I knew I should have gone to school for mechanical engineering instead of Geology.
I’m not going back to grad school. I worked enough with engineers at Toyota.
I agree that the design is a problem.
The old bolt in Bruce’s pic has some knurling on the cone and the cone appears to have bigger slits. Both of the cones have a little bump-up in diameter just before the slits. What is the purpose of this bump? Is that the stop point for the cone entering the sleeve?
The description from Powers for how this bolt operates/tightens/expands reads as follows: Expansion occurs at two locations within the drilled hole. First, the cone is pulled into the large triple-tined expansion sleeve, developing a mid-level compression force. Further turning causes the threaded bolt to advance into the threads of the expander cone, forcing its four sections outward. This action engages the base material deep in the anchor hole, greatly increasing the holding power of the Power-Bolt. The bolt and cone remain locked together which prevents loosening under vibratory conditions.
Isn’t this the problem? If the bolt and cone lock together – then further attempts to tighten are going to spin the assembly. One of the problems with the soft Pinns rock is that after you get the bolt to start snugging up, the soft surface under the bolt starts crumbling – or simply crumbles a little from the compressional force of the bolt. You think – oh crap – the hanger is still loose - so you keep trying to tighten it. If you’ve tightened the bolt to the point that the bolt and cone are locked and that causes the surface to crumble a little - then when you try to snug it up again – it just spins – and you think the whole thing is loose.
The torque on these bolts is only 12 foot pounds. That isn’t much.
The installation instructions say to tighten 3 to 4 turns past finger tight.
Do you think maybe we are just overtightening the bolts that spin?
I use a short/mini ratchet handle to try to avoid too much force.
I don’t particularly want to carry a torque wrench but that may be what it comes down to – or at least get one to tighten a few bolts so I can see what 12 foot pounds feels like.
One thing that has always bothered me is the fact that the bolts are labeled as 3/8 (10mm) on the sleeve – it’s stamped right on every bolt. Just for the heck of it I shoved the nose cone fully into the sleeve and at that point the sleeve measures slightly more than a half inch in diameter. I don’t believe that is the design intent but it certainly shows how far the cone could expand in the back of the hole IF the bolt could spin completely through the nose cone - also probably not the design intent since the cone is designed to smash slightly along the slits and lock the bolt (anti-vibration feature). We have speculated at times that spinners might happen when the back of the hole blows out.

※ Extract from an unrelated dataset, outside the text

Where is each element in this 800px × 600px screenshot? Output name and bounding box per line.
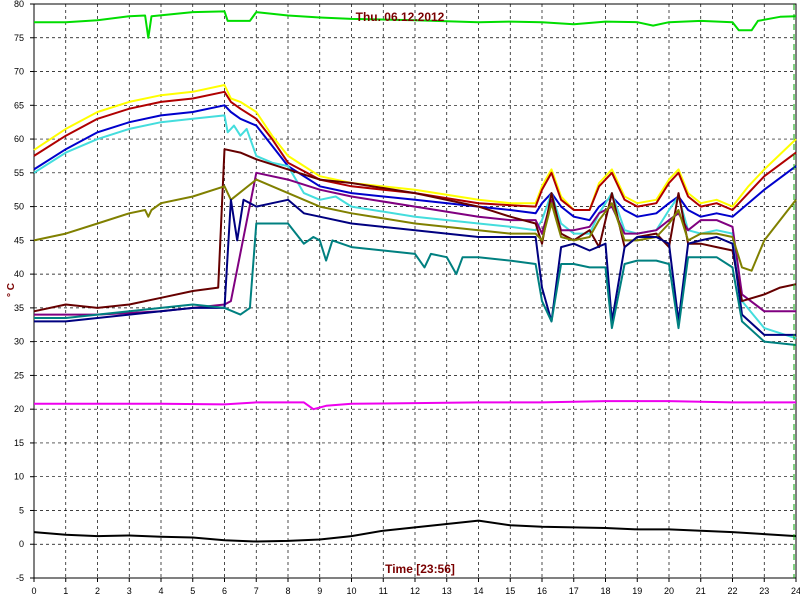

The slits in the nose are designed for anti-vibration situations like mounting motors, compressors etc. They are unnecessary for climbing applications in my opinion.
We need a bolt that has a nose cone without the slits.
Once the spinning condition sets in, you may or may not be able to unscrew the bolt from the cone. I have successfully removed several of these spinners and every one of them has a deformed cone that will not allow the bolt to pass through – the bolt and cone locked together as intended by the design.
The easiest and cheapest way to avoid this scenario is to have a solid nose cone.
The other facet I investigated was the installation procedure. Advancing the cone slightly into the sleeve before driving the bolt seems to be a mistake/causes problems.
The Powers installation diagram specifically says not to do it.
Occasionally I have had bolts that are tight immediately after being driven in. I believe this condition is a result of the upper edge of the nose cone catching on the lower edge of the sleeve. When that happens, the nose cone doesn’t go up into the sleeve.
What I have been doing lately is checking to make sure the nose cone advances smoothly into the sleeve prior to driving the bolt. I screw the cone up into the sleeve to make sure it is operating smoothly and then back it off and disengage the cone from the sleeve just before I drive the bolt into the hole. Additionally, I try to be very careful about how the bolt is started. I tap it gently to get the nose cone in the hole and then make sure the bolt is aligned with the hole for the rest of the driving process.
Here are some screenshots from the Powers website.
The Triplex bolts would be a huge improvement over trying to deal with all the finicky intricacies of the 5 piece sleeve bolts and it would eliminate all this speculation and mystery. That bolt combines the best parts of both wedge bolt and sleeve bolt design (one piece stud and solid cone + a single removable sleeve). Simple, strong and elegant – and currently out of stock on the Fixe website. The downside is the bigger hole. One upside is if the hanger becomes loose over time, the bolt can be retightened. I have seen multiple cases of tight 5 pc bolts with loose hangers. Once the bolt and nose cone lock, there is no way to retighten the bolt and get the hanger snug again – unless you try loosening and pounding the bolt in farther – that’s providing the bolt and nose cone aren’t frozen and you’re okay playing with fire. The soft/friable surfaces under the hangers aren’t going away.